(en) molly-guard @ centos part two: installing package on bunch of servers

originally posted at http://blog.thesharp.ru/post/2132169801 by sharp 07.12.2010

As I mentioned before now we have a molly-guard package for CentOS. My amount of CentOS servers at work is huge. Luckily I’m successfully using puppet software to configure my servers. As all of them are in puppet I can install a package on all of them with a little effort.

First of all, I decided to setup a repository for molly-guard. I did yum install lighttpd on one of my servers and put in its www-root a directory called molly. Then I moved my package there. The package itself has noarch architecture so I decided that I don’t need a proper directory structure for my repo. A handy tool which helped me to build a repo is createrepo (yum install createrepo). I did createrepo /var/www/lighttpd/molly and the repository was ready.

To use that repository we need a .repo-file which we will put in /etc/yum.repos.d directory. Mine is something like this:

[molly]
name=molly-guard noarch
baseurl=http://domain.tld/molly/
enabled=1
gpgcheck=0

Now we have a valid repository from which we can install molly-guard via yum. It’s time for puppet to do its job. I decided to make two separate modules for puppet: one to add a repository and another to install a package. It is completely your call to keep it separated or united, I just felt to do like this.

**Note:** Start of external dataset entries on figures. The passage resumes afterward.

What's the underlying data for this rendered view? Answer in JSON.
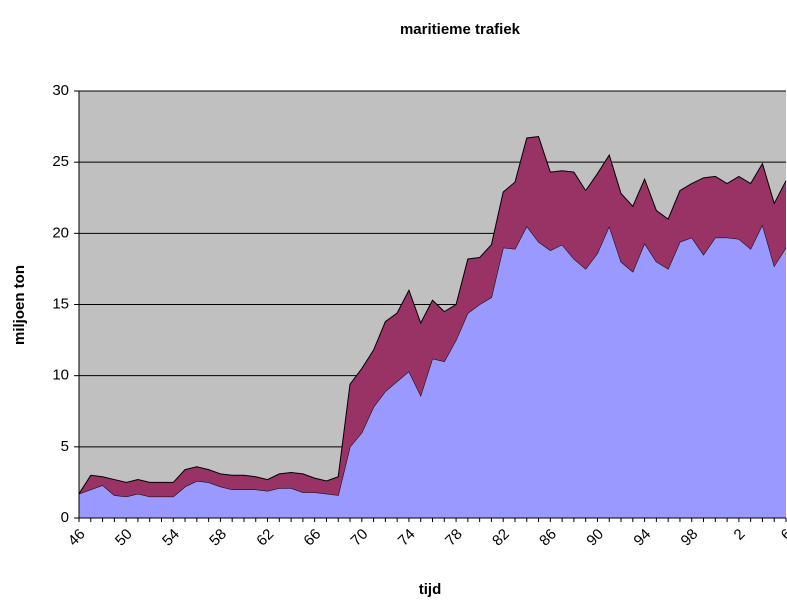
{
  "chart_data": {
    "type": "stacked_area",
    "title": "maritieme trafiek",
    "xlabel": "tijd",
    "ylabel": "miljoen ton",
    "categories": [
      "46",
      null,
      null,
      null,
      "50",
      null,
      null,
      null,
      "54",
      null,
      null,
      null,
      "58",
      null,
      null,
      null,
      "62",
      null,
      null,
      null,
      "66",
      null,
      null,
      null,
      "70",
      null,
      null,
      null,
      "74",
      null,
      null,
      null,
      "78",
      null,
      null,
      null,
      "82",
      null,
      null,
      null,
      "86",
      null,
      null,
      null,
      "90",
      null,
      null,
      null,
      "94",
      null,
      null,
      null,
      "98",
      null,
      null,
      null,
      "2",
      null,
      null,
      null,
      "6"
    ],
    "series": [
      {
        "color": "#9999ff",
        "values": [
          1.7,
          2.0,
          2.3,
          1.6,
          1.5,
          1.7,
          1.5,
          1.5,
          1.5,
          2.2,
          2.6,
          2.5,
          2.2,
          2.0,
          2.0,
          2.0,
          1.9,
          2.1,
          2.1,
          1.8,
          1.8,
          1.7,
          1.6,
          5.0,
          6.0,
          7.8,
          8.9,
          9.6,
          10.3,
          8.6,
          11.2,
          11.0,
          12.5,
          14.4,
          15.0,
          15.5,
          19.0,
          18.9,
          20.5,
          19.4,
          18.8,
          19.2,
          18.2,
          17.5,
          18.6,
          20.5,
          18.0,
          17.3,
          19.3,
          18.0,
          17.5,
          19.4,
          19.7,
          18.5,
          19.7,
          19.7,
          19.6,
          18.9,
          20.6,
          17.7,
          19.0
        ]
      },
      {
        "color": "#993366",
        "values": [
          0,
          1.0,
          0.6,
          1.1,
          1.0,
          1.0,
          1.0,
          1.0,
          1.0,
          1.2,
          1.0,
          0.9,
          0.9,
          1.0,
          1.0,
          0.9,
          0.8,
          1.0,
          1.1,
          1.3,
          1.0,
          0.9,
          1.3,
          4.4,
          4.5,
          4.0,
          4.9,
          4.8,
          5.7,
          5.1,
          4.1,
          3.5,
          2.5,
          3.8,
          3.3,
          3.7,
          3.9,
          4.7,
          6.2,
          7.4,
          5.5,
          5.2,
          6.1,
          5.5,
          5.6,
          5.0,
          4.8,
          4.6,
          4.5,
          3.6,
          3.5,
          3.6,
          3.8,
          5.4,
          4.3,
          3.8,
          4.4,
          4.6,
          4.3,
          4.4,
          4.7
        ]
      }
    ],
    "ylim": [
      0,
      30
    ],
    "yticks": [
      0,
      5,
      10,
      15,
      20,
      25,
      30
    ],
    "grid": true,
    "plot_background": "#c0c0c0"
  }
}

My fist module called yumrepo looks like this:

class yumrepo {
    file { "/etc/yum.repos.d/molly.repo":
        owner => "root",
        group => "root",
        mode => "644",
        source => [ "puppet:///yumrepo/default/molly.repo" ],
    }
}

And my second module called molly_guard looks like this:

class molly_guard {
    package {
        "molly-guard": ensure => present;
    }
}

So now we can include those two modules in node definitions and all the magic will be done. And do not forget to edit your fileserver.conf to correctly serve molly.repo file.